Dix jours après avoir été déclaré coupable de meurtre et de viol, Lucas Larivée, âgé de 24 ans, a choisi de faire appel de sa condamnation. L'annonce a été faite par l'avocat des parties civiles, Me Olivier Guillot, qui a reçu la nouvelle en toute fin de journée, juste avant l'expiration du délai légal.
Lors de son jugement du 21 mars, au terme de six jours de procès, Larivée avait été condamné à 30 ans de réclusion criminelle, avec 20 ans de sûreté. Cette décision est considérée comme sévère, mais elle reflète la nature choquante des délits qui ont été examinés. Me Guillot a commenté l'ampleur de la situation, notant que bien que la famille de Justine s'y soit préparée, l'ampleur de l'appel a été un choc. "Il faudra tout recommencer, réexpliquer, redire, revivre..." a-t-il exprimé.
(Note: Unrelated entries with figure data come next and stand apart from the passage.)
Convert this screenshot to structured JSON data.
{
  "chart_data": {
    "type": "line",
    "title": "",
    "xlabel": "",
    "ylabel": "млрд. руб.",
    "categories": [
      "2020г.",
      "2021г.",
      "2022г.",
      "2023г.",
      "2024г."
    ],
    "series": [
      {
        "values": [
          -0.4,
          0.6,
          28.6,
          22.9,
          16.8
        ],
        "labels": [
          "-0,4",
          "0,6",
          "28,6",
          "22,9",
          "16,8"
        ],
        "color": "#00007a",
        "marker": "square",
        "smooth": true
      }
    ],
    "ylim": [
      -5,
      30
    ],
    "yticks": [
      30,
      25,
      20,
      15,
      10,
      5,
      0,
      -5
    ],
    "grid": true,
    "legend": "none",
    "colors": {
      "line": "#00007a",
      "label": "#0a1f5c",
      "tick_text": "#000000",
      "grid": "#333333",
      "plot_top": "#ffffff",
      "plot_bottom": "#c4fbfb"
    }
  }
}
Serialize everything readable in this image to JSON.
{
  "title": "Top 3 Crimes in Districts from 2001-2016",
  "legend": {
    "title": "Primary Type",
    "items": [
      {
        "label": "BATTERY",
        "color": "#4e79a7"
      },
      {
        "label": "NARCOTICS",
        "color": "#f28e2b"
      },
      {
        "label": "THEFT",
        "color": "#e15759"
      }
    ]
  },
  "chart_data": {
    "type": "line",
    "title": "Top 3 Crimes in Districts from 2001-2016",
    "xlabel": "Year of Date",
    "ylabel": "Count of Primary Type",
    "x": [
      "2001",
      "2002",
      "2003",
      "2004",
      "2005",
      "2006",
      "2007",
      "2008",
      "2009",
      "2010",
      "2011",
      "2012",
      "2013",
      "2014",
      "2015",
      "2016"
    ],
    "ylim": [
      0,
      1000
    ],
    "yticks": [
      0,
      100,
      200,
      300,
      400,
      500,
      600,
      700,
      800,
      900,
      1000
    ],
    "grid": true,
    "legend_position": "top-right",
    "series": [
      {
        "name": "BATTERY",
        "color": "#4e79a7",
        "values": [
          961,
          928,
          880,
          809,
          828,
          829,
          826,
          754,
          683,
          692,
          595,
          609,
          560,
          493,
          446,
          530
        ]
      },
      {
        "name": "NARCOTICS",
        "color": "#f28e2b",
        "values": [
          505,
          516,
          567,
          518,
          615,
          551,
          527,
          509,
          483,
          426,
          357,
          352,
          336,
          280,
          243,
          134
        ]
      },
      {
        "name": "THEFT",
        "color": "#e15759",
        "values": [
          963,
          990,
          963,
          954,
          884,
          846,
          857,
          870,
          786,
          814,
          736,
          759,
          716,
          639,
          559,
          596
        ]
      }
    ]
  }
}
Une affaire marquante en première instance
Durant le procès, le comportement de Larivée a été critiqué. Il a maintenu que le rapport sexuel avec Justine Vayrac, victime de 20 ans, était consentant et que sa mort était accidentelle, ressortissant à des "coups mortels". Cependant, le procureur a plaidé pour une réclusion criminelle à perpétuité, estimant que les faits constituaient un viol suivi d'un meurtre. La Cour d'assises a tranché en faveur de l'accusation, le reconnaissant coupable comme tel.
Pour enterrer le corps de la victime, Larivée a eu recours à un chariot télescopique, révélant ainsi une démonstration inquiétante de son manque de remords. La défense, quant à elle, soutient que cette affaire nécessite une réévaluation des preuves présentées.
Me Michel Labrousse, l'avocat de Larivée, est prévu de tenir une conférence de presse dans les prochains jours pour exposer plus en détail les motifs de cet appel, suscitant ainsi de nombreuses interrogations dans l'opinion publique concernant la perception de la justice face à la violence faite aux femmes. Cette affaire, emblématique des luttes contre le féminicide, continue de frapper fortement les esprits et reste sous le feu des projecteurs en France.